Propellers need to be made of a non-corrosive material, because they spend most of the time submerged in water. Solas manufactures their propellers using either aluminum or stainless steel.
Solas aluminum propellers use an exclusive squeeze cast process to make them more durable and non-porous compared to traditional die cast propellers on the market. Solas uses a state of the art paint process that ensures excellent corrosion control. Light weight and efficiency are the primary benefits of aluminum propellers. They're a cost-effective choice and still deliver great performance.
Solas stainless steel propellers are made with the industry's highest percentages of chromium, nickel and molybdenum, resulting in a propeller that is more durable, highly rust-resistant and less brittle.

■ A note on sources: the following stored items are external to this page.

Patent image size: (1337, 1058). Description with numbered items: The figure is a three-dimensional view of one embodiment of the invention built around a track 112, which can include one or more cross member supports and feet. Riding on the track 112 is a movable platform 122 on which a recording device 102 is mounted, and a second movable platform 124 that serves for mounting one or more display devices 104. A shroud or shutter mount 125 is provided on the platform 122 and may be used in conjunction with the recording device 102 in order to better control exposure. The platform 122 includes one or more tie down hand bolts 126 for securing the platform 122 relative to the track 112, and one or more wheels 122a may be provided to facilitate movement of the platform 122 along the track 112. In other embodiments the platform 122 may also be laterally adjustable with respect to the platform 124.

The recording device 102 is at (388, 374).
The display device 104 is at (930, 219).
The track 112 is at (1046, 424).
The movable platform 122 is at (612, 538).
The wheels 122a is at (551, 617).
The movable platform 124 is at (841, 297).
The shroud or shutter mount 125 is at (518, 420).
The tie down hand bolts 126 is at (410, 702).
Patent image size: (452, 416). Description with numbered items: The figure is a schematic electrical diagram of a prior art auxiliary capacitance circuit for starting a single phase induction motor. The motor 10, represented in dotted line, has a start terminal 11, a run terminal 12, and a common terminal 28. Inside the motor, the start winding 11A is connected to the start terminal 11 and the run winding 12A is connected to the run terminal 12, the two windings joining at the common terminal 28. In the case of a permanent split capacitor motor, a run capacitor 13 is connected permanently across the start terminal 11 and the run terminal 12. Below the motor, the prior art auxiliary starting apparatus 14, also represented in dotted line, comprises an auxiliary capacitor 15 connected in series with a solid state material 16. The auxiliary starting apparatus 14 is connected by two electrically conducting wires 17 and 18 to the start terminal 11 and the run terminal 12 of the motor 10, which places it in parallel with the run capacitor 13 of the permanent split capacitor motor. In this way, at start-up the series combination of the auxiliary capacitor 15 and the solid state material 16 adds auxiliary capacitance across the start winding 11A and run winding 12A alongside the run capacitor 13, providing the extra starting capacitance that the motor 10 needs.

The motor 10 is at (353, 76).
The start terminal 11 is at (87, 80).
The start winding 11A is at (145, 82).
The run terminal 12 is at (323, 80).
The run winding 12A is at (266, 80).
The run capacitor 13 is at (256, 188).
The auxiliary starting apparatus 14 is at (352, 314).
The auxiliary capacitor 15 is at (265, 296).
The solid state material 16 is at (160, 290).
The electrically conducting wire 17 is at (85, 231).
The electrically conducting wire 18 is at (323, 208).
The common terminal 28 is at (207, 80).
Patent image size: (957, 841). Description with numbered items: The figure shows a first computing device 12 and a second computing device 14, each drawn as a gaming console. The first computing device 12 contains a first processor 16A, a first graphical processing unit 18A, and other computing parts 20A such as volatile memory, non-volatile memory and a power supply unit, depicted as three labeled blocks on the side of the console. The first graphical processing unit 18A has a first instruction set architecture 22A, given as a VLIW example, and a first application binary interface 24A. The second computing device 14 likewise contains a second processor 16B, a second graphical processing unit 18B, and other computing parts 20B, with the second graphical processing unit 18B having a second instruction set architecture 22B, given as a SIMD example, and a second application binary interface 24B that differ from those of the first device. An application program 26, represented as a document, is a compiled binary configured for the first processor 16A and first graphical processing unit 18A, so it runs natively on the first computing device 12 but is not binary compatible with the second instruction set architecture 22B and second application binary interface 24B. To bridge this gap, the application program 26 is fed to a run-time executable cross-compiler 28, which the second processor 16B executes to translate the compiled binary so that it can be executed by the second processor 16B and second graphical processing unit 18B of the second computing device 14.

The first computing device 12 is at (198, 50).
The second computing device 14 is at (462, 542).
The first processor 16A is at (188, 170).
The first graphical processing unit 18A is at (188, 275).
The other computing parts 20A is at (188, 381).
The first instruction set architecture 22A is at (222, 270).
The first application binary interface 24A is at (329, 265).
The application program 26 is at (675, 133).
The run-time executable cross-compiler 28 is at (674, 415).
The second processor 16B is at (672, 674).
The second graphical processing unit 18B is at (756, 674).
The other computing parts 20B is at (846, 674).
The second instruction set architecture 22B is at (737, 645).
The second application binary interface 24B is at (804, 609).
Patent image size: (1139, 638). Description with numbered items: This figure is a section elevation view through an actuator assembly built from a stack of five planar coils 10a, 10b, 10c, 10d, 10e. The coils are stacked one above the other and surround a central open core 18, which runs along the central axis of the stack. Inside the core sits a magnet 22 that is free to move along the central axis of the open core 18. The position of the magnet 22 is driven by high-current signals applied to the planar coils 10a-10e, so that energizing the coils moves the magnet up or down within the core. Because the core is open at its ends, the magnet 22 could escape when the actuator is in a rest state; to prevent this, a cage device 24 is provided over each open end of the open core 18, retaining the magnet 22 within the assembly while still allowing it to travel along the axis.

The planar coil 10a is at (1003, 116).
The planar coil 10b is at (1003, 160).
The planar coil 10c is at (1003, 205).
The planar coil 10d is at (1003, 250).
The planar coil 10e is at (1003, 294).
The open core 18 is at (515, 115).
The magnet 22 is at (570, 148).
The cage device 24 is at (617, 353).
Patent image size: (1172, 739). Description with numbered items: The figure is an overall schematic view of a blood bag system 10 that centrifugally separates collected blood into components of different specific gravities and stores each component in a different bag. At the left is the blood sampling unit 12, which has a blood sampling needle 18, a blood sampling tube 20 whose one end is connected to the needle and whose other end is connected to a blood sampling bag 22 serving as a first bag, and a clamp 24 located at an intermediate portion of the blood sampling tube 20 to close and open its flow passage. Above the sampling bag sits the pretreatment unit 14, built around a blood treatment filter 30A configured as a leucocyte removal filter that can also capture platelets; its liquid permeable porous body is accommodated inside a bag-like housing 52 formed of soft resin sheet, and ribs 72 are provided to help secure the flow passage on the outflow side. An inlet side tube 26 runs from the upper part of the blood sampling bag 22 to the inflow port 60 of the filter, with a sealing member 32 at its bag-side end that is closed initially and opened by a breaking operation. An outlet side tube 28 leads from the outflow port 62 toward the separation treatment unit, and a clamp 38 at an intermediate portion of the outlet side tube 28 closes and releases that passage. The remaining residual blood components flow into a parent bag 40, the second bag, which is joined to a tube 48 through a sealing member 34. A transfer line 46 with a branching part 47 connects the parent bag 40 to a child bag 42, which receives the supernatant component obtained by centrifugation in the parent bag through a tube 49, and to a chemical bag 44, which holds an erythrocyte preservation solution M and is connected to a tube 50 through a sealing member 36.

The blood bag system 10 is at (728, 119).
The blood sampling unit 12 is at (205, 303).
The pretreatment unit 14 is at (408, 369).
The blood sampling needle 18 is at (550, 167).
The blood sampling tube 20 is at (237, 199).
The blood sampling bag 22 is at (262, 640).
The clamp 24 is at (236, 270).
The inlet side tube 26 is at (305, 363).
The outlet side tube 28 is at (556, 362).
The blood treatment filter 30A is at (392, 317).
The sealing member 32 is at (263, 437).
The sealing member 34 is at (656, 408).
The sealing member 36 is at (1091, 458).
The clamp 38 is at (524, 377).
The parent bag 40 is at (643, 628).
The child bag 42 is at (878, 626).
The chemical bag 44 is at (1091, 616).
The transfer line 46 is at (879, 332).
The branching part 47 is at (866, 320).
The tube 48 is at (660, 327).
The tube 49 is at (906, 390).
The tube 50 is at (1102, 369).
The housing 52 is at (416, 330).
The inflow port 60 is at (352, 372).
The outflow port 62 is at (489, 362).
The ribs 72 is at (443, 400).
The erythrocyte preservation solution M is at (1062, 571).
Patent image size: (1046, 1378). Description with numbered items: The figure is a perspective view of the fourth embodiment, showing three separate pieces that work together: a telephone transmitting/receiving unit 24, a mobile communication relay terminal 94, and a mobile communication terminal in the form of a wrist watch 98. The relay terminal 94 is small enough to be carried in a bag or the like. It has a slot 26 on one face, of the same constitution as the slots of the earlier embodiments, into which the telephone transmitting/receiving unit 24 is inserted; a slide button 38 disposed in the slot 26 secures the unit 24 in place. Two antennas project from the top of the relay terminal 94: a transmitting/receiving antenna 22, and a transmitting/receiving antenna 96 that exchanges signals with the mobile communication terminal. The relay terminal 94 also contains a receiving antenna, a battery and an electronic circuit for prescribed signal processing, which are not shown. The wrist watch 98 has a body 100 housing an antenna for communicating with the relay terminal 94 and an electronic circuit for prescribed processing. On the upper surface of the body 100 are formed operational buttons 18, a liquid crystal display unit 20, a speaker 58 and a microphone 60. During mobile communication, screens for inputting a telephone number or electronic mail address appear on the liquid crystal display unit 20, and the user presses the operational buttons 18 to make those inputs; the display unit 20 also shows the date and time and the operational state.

Stainless steel propellers are more expensive; however, they do have several advantages over aluminum propellers. They have less flex, thus offering better hole-shot and top-end speed. They're stronger with less chance of impact-damage and resist corrosion in salt water.
Solas offers a variety of aluminum and stainless steel propellers to accommodate many different boat and motor combinations.
If you're thinking of changing your propeller from aluminum to stainless steel, you may want to consider changing your pitch as well. In lower horsepower applications, say 90 horsepower or smaller, you may want to drop one to two pitches to make up for the changes in blade design and weight. If you're running a high-horsepower engine, you can typically go pitch-for-pitch.
Applications vary from boat to boat, so I recommend consulting your marine dealer before making any major decisions on prop changes.
So, to sum it up: aluminum propellers offer a durable option at an affordable price, whereas for performance and longevity, stainless steel propellers are the ideal choice.